Changes to NZ bank capital law will affect Australia’s big four
Australia’s four major banks face ‘material and complex’ effects from higher capital requirements in New Zealand.
The nation’s four major banks face “material and complex” effects from higher capital requirements imposed on their New Zealand subsidiaries by the Reserve Bank of NZ, with the industry’s tier one capital levels to increase by a minimum of $NZ13.7 billion ($13.2bn).
Despite this, credit rating agency Standard & Poor’s said the RBNZ proposal was unlikely to change the ratings of the NZ banks’ Australian parents, although the parents were likely to need a strengthening of their consolidated group capital.

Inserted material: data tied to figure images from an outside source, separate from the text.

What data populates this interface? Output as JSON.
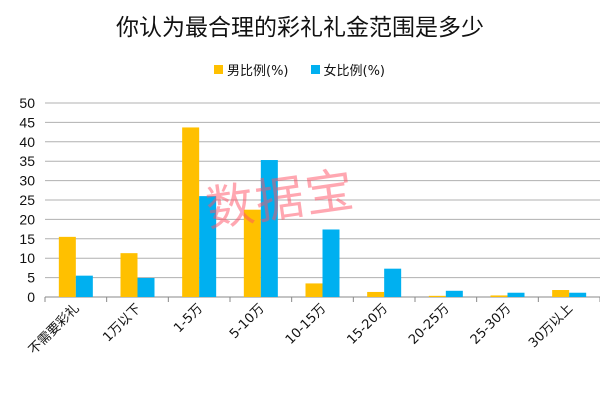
{
  "chart_data": {
    "type": "bar",
    "title": "你认为最合理的彩礼礼金范围是多少",
    "categories": [
      "不需要彩礼",
      "1万以下",
      "1-5万",
      "5-10万",
      "10-15万",
      "15-20万",
      "20-25万",
      "25-30万",
      "30万以上"
    ],
    "series": [
      {
        "name": "男比例(%)",
        "color": "#FFC000",
        "values": [
          15.5,
          11.3,
          43.7,
          22.5,
          3.5,
          1.3,
          0.3,
          0.4,
          1.8
        ]
      },
      {
        "name": "女比例(%)",
        "color": "#00B0F0",
        "values": [
          5.5,
          4.9,
          26.0,
          35.3,
          17.4,
          7.3,
          1.6,
          1.1,
          1.1
        ]
      }
    ],
    "ylim": [
      0,
      50
    ],
    "yticks": [
      0,
      5,
      10,
      15,
      20,
      25,
      30,
      35,
      40,
      45,
      50
    ],
    "grid": true,
    "legend": "top",
    "xlabel": "",
    "ylabel": ""
  },
  "watermark": "数据宝"
}
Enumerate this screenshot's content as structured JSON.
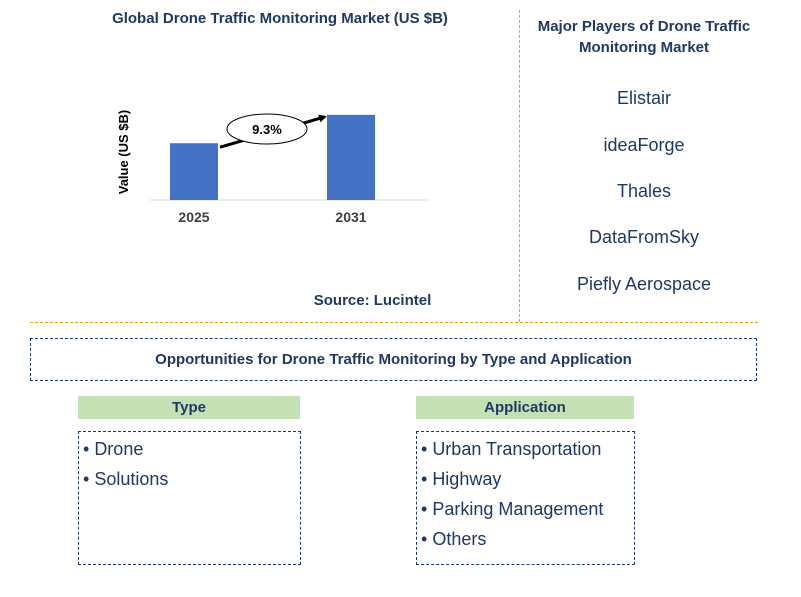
{
  "chart_data": {
    "type": "bar",
    "title": "Global Drone Traffic Monitoring Market (US $B)",
    "categories": [
      "2025",
      "2031"
    ],
    "values": [
      1.0,
      1.5
    ],
    "ylabel": "Value (US $B)",
    "xlabel": "",
    "ylim": [
      0,
      1.55
    ],
    "annotation": "9.3%",
    "bar_color": "#4472c4"
  },
  "source": "Source: Lucintel",
  "players": {
    "title": "Major Players of Drone Traffic Monitoring Market",
    "items": [
      "Elistair",
      "ideaForge",
      "Thales",
      "DataFromSky",
      "Piefly Aerospace"
    ]
  },
  "opportunities": {
    "title": "Opportunities for Drone Traffic Monitoring by Type and Application",
    "type": {
      "label": "Type",
      "items": [
        "Drone",
        "Solutions"
      ]
    },
    "application": {
      "label": "Application",
      "items": [
        "Urban Transportation",
        "Highway",
        "Parking Management",
        "Others"
      ]
    }
  }
}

In an assessment of the proposal, S&P estimated the higher tier one capital requirement would amount to a 43 per cent increase in the system’s existing capital base and 47 per cent for the four major NZ banks.
“The potential implications for their Australian-based parents are material and complex given cross-border regulatory issues,” S&P said.
The RBNZ proposed an increase in minimum regulatory tier one capital equivalent to 16 per cent of risk-weighted assets for systemically important banks and 15 per cent for all other banks from the minimum regulatory requirement of 15 per cent.
The initiative, published last December, was the central bank’s fourth paper as part of a comprehensive review of bank capital rules that began in 2017.
The increase was in the form of a 5 per cent boost in the capital conservation buffer, a countercyclical capital buffer of 1.5 per cent for all banks, and an additional buffer of 1 per cent for systemically important banks in NZ. While the capital increase was significant for the country’s major banks, S&P said its issuer creditor ratings were unlikely to change if the RBNZ proposal was implemented.